In the preceding article, we left our friend, George, the novice charismatic whose excited testimony ran into a wall of biblical-sounding arguments from his pastor, a cessationist.1 This article offered a kind of pocket guide of “pro” charismatic arguments which George (or you, gentle reader) can photocopy and send to your cessationist friends for comment. We now offer George some responses to a couple of prominent arguments he is likely to hear from his cessationist pastor and others like him.
The most thorough catalog of cessationist arguments—and answers—appears in these pages in Wayne Grudem’s four-part article, a reprint of chapter 2 in an excellent book by Gary Greig and Kevin Springer, editors of The Kingdom and the Power: Are Healing and the Spiritual Gifts Used by Jesus and the Apostles and the Early Church Meant for the Church Today? published by Regal Books in 1993.
This present article seeks to supplement that chapter with answers to two prominent objections to continuing spiritual gifts: 1) “History shows that miraculous spiritual gifts have ceased,” or, in a variation of that objection: “If miracles and spiritual gifts have continued, then why don’t we see them as widespread and obvious today as in New Testament times?” 2) “Ephesians 2:20 shows that the ‘foundational gifts’ of apostle and prophet have ceased.” In my experience, these are two of the most common cessationist arguments in use today which are worth examining.
1. “History shows that miraculous spiritual gifts have ceased.”
Following Benjamin Warfield’s classic cessationist work, Counterfeit Miracles published in 1918, many today appeal to history to show the cessation of miraculous gifts. Warfield insisted that his book stood on “two legs”: biblical and historical proofs. But his “legs” were grossly disproportional: probably 97% of his book stood on the historical leg, while his biblical arguments were haphazardly scattered through his pages, responding only to the biblical arguments of his opponents.

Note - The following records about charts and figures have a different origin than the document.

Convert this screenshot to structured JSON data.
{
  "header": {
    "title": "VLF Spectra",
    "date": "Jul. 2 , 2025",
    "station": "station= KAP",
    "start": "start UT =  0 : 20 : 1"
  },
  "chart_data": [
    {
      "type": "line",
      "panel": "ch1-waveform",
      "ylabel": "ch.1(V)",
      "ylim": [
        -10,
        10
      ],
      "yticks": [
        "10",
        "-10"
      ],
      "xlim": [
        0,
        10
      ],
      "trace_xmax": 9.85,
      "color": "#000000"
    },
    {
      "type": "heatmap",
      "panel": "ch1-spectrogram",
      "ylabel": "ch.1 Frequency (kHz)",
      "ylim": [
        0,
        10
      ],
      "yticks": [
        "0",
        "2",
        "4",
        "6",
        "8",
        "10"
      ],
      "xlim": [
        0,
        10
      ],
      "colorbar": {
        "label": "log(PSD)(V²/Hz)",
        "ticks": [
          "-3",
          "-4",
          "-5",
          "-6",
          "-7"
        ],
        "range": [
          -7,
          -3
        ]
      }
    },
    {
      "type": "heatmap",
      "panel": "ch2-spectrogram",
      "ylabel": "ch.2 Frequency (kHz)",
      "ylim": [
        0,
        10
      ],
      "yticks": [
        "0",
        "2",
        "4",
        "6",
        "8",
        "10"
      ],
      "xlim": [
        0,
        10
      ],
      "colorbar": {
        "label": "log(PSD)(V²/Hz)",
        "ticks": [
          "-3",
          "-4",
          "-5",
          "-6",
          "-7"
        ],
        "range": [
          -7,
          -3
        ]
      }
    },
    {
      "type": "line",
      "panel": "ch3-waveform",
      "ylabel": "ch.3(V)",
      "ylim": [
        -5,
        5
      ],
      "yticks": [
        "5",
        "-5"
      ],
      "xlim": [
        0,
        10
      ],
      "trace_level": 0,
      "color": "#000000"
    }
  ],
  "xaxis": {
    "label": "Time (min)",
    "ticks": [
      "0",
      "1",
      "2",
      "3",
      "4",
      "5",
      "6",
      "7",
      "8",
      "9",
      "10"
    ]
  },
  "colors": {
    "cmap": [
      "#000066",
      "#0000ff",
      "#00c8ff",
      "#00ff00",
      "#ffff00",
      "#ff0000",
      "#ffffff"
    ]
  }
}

Older Pentecostals and charismatics find this odd, since our critics have often said that we base our “theology” on “experience” rather than on the word of God. Yet an appeal to “history” is actually an appeal to “experiences”—at least to those in the past. These days, the shoe is very much on the other foot: cessationists increasingly appeal to “experience” (history) while charismatics, like Jack Deere, Gordon Fee, Wayne Grudem, Gary Greig, Max Turner and John Wimber are building increasingly sophisticated biblical arguments.2
The cessationists’ ad hominum argument does not deal with the issue: according to Scripture, are charismatic manifestations a normative part of the Christian life today?